Lactose intolerance: what are the symptoms and how to treat it?
At a time when the contents of plates are observed under a magnifying glass, food intolerances seem to have multiplied. However, the poor assimilation of dairy products is nothing new. According to Dr. Olivier Spatzierer, gastroenterologist at the American Hospital (Neuilly-sur-Seine), " 30 to 40% of the adult population in France has always been concerned ". A figure that can reach 90% in Asia, or down to 5% in Northern Europe.
What is lactose?
It is a sugar naturally present in mammalian milk, transformed into two simple sugars (galactose and glucose) by the body to be digested. This operation is done with lactase, an intestinal enzyme. However, the rate of the latter decreases at the end of childhood, and then varies strongly from one adult to another. The enzymatic activity of the lactase never disappears completely, which makes it possible to assimilate a small amount of lactose. Dr. Spatzierer would like to reassure us: " Intolerance is normal, it is a deficit, in no case a disease. Let's not forget that for centuries milk was only consumed during breastfeeding!

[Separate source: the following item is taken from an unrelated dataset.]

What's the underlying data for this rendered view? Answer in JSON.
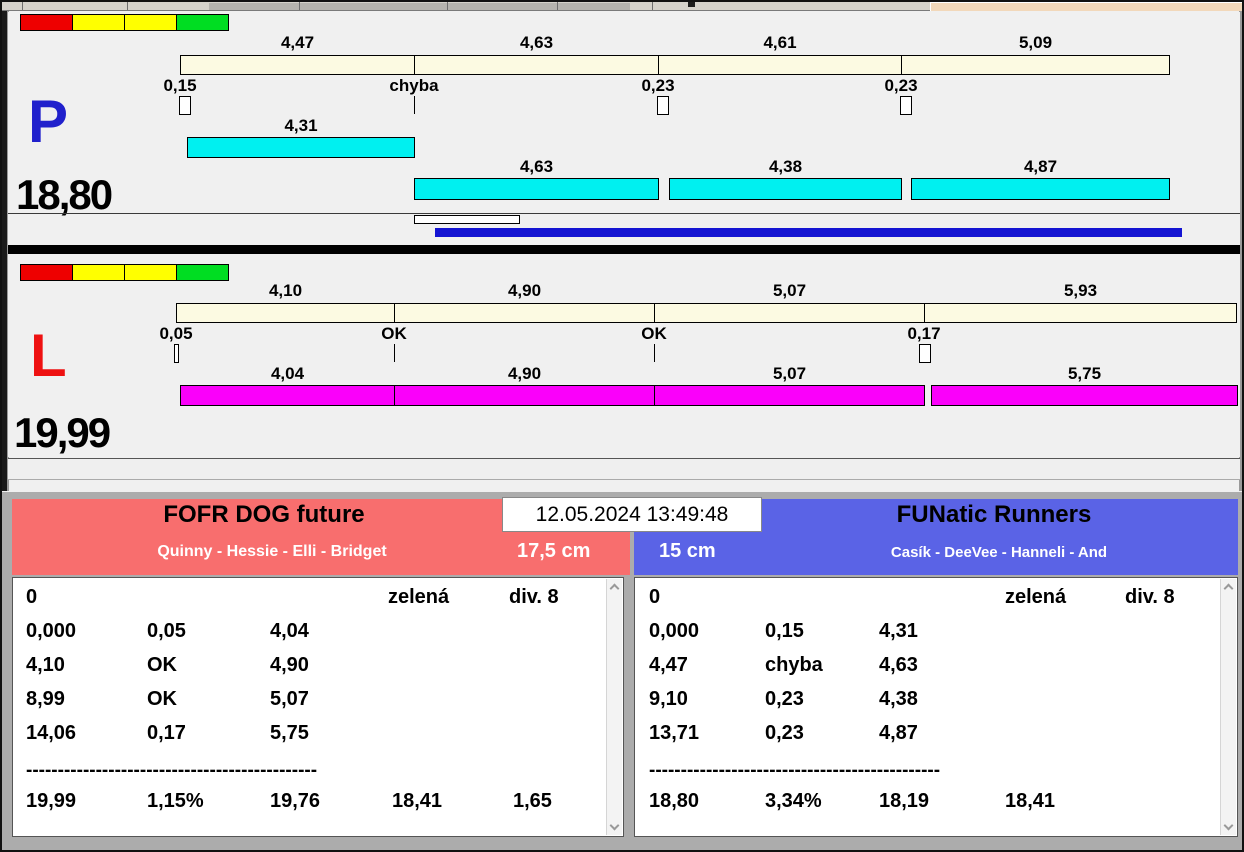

How to estimate lactose intolerance?
There are several types of tests to confirm its intolerance: genetic, respiratory or blood (to measure the glucose level). Knowing that the consequences of intolerance are manifested twenty minutes to two hours after consuming products containing lactose, Dr. Spatzierer advocates dietary tests to see what you tolerate and identify what is really not happening ".
What are the symptoms of lactose intolerance?
When lactose is not completely digested, the surpluses remain in the digestive tract, then they are fermented by bacteria that transform them into gas. The digestive symptoms are rather uncomfortable: bloating and flatulence, intestinal cramps, sometimes accompanied by diarrhea and vomiting. Intolerance can also cause general symptoms: headaches, fatigue, muscle and joint pains.
Lactose intolerance: which foods are affected?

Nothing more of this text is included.